The great Comedy of Errors has arisen from that immense Error of the first Concoction attempting Canada without the command of the Lakes. I expect soon to see the Southern & middle States as enthusiastic for a Navy on the Lakes, as I have been for 38 years, for such an arm on the ocean. If they are not I shall despair of their understandings or their sensibility. An hundred thousand Lives & two hundred millions of taxes can only be saved by a decided irresistable superiority on the Lakes.

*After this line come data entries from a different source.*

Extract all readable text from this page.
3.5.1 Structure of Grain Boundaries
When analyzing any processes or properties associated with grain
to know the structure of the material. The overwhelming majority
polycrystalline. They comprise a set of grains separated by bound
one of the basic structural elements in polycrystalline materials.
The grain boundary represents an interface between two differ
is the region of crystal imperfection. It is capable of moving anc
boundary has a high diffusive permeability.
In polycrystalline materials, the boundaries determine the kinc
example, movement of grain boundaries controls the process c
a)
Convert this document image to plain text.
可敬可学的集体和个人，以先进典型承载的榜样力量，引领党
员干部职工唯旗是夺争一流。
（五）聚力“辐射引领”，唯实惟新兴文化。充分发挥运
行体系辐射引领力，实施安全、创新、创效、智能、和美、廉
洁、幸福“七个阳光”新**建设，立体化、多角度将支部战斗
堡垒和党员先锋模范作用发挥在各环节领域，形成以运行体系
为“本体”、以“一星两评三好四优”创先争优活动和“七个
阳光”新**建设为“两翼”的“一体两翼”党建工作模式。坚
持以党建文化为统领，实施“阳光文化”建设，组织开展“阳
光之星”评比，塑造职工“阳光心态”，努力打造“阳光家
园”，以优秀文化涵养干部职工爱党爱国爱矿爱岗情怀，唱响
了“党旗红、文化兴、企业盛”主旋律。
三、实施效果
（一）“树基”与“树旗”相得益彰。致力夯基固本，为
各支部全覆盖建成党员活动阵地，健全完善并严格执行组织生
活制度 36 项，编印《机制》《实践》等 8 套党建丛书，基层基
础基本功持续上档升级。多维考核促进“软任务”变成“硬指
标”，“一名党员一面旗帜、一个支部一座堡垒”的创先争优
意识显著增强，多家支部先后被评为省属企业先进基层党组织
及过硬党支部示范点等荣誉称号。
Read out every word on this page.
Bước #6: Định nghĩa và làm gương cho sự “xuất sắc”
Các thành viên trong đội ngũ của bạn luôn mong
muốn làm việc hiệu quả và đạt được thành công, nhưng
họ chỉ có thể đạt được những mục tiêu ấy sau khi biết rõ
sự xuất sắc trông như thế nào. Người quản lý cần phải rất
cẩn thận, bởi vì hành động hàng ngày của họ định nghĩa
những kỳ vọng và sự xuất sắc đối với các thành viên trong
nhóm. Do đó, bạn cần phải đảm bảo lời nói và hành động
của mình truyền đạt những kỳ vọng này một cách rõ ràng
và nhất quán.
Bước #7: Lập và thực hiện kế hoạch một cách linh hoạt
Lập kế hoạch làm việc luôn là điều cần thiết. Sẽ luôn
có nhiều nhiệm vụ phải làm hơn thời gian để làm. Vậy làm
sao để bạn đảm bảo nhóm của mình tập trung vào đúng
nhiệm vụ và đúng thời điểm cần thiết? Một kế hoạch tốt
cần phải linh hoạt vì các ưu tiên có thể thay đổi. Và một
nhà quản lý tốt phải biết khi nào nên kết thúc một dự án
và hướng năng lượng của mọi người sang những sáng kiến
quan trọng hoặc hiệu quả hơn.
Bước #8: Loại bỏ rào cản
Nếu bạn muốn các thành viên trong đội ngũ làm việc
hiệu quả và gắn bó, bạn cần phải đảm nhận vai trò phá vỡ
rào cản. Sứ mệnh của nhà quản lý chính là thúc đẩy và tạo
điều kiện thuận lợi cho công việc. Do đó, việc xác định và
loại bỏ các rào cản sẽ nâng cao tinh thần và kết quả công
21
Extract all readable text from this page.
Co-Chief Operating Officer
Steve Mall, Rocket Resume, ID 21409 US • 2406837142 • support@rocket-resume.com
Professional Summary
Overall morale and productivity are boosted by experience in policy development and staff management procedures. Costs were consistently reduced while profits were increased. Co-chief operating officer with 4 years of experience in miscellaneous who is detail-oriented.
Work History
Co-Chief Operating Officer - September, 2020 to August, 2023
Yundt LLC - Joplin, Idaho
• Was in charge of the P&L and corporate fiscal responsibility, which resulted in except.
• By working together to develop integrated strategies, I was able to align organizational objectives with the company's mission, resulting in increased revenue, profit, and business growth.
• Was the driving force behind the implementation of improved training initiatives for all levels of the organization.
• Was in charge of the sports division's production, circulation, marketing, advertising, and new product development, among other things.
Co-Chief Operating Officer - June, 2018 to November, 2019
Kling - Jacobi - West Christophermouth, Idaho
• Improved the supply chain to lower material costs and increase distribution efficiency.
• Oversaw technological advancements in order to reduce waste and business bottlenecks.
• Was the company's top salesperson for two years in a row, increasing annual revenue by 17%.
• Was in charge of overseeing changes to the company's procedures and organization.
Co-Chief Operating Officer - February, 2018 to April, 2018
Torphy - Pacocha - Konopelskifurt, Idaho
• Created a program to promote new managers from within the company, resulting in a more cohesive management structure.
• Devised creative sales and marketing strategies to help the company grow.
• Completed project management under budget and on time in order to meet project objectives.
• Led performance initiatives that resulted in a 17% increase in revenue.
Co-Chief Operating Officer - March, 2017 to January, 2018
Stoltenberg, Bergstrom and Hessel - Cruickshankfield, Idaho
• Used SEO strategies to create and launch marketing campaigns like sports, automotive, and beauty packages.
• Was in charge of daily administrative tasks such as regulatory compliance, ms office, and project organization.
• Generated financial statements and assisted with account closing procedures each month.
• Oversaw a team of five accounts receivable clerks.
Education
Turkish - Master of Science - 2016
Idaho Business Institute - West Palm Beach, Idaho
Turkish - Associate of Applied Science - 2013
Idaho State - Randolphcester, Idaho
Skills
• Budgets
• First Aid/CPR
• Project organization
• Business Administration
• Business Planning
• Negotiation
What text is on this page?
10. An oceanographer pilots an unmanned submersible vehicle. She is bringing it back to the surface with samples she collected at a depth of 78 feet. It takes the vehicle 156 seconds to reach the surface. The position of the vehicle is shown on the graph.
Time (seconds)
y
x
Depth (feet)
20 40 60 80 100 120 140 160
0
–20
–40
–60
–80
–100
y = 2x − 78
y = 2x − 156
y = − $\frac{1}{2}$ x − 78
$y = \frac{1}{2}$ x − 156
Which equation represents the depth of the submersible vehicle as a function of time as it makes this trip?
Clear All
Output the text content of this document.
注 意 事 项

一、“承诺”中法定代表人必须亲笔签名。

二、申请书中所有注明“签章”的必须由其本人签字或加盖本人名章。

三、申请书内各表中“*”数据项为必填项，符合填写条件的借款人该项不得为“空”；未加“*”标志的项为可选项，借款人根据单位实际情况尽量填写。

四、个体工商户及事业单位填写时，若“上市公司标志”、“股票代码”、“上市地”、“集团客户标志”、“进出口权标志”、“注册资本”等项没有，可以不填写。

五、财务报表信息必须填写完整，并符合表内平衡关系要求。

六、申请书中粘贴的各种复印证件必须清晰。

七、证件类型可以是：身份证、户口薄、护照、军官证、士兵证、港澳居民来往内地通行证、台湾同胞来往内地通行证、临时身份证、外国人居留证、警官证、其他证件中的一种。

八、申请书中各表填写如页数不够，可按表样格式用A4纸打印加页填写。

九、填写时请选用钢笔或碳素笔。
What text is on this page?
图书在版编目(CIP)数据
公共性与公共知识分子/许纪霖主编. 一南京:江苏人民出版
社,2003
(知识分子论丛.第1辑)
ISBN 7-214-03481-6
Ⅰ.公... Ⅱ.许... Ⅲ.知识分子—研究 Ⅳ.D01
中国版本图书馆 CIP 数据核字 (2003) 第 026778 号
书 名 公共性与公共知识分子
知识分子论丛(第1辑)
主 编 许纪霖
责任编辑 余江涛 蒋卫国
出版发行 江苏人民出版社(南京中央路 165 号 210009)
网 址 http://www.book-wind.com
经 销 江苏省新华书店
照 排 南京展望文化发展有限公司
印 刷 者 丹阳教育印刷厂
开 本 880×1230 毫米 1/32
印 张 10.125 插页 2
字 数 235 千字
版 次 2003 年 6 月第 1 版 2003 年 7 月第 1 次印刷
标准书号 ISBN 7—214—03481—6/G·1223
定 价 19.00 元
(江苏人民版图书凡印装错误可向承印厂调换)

The hopes from the negotiation at St Petersburg are of a character with those sanguine hopes held out by Lord Drummond in 1775. Perhaps you remember not the name. It is too deeply impressed on my memory, and heart ever to forget it. Mr Jefferson I warrant you remembers it well. Carlisle, Eden & Johnstone, may be more generally remembered. “Our Country is in a deplorable condition.” Nothing but patience and perseverance can preserve it from a temporary disgrace. Ruin, is out of the question Nothing short of divine power can ruin it; or the blindness & Fatuity of its Inhabitants. In this latter case it deserves to be ruined & will be ruined; & it will not be worth while for you or me to endeavour to save it.

The taxes must come; They ought never to have been repealed. I will not advise, or exhort, or instruct you: but I very seriously say, I would vote for every one of them.

My kind regards to the Vice President. I am happy to find you have conversed together; He can understand, & will hear you. It is difficult to collect your letters. What we shall do with them, I know not as yet.

Col Humphries has very suddenly & unexpectedly become a conspicuous character in war & politics. Your case and his shew, that old services are not wholly forgotten. I will now instruct you as my representative. Let him alone; or encourage him. You know not New England so well as I do. His appointment is no trifling event. Connecticut under him will defend itself; and bye and bye do more. Such an appointment, by his Excellency John Cotton Smith, in Connecticutt has meaning, & will have Consequences. Connecticutt will be alive. I am

John Adams

MHi: Adams Family Papers, Letterbooks.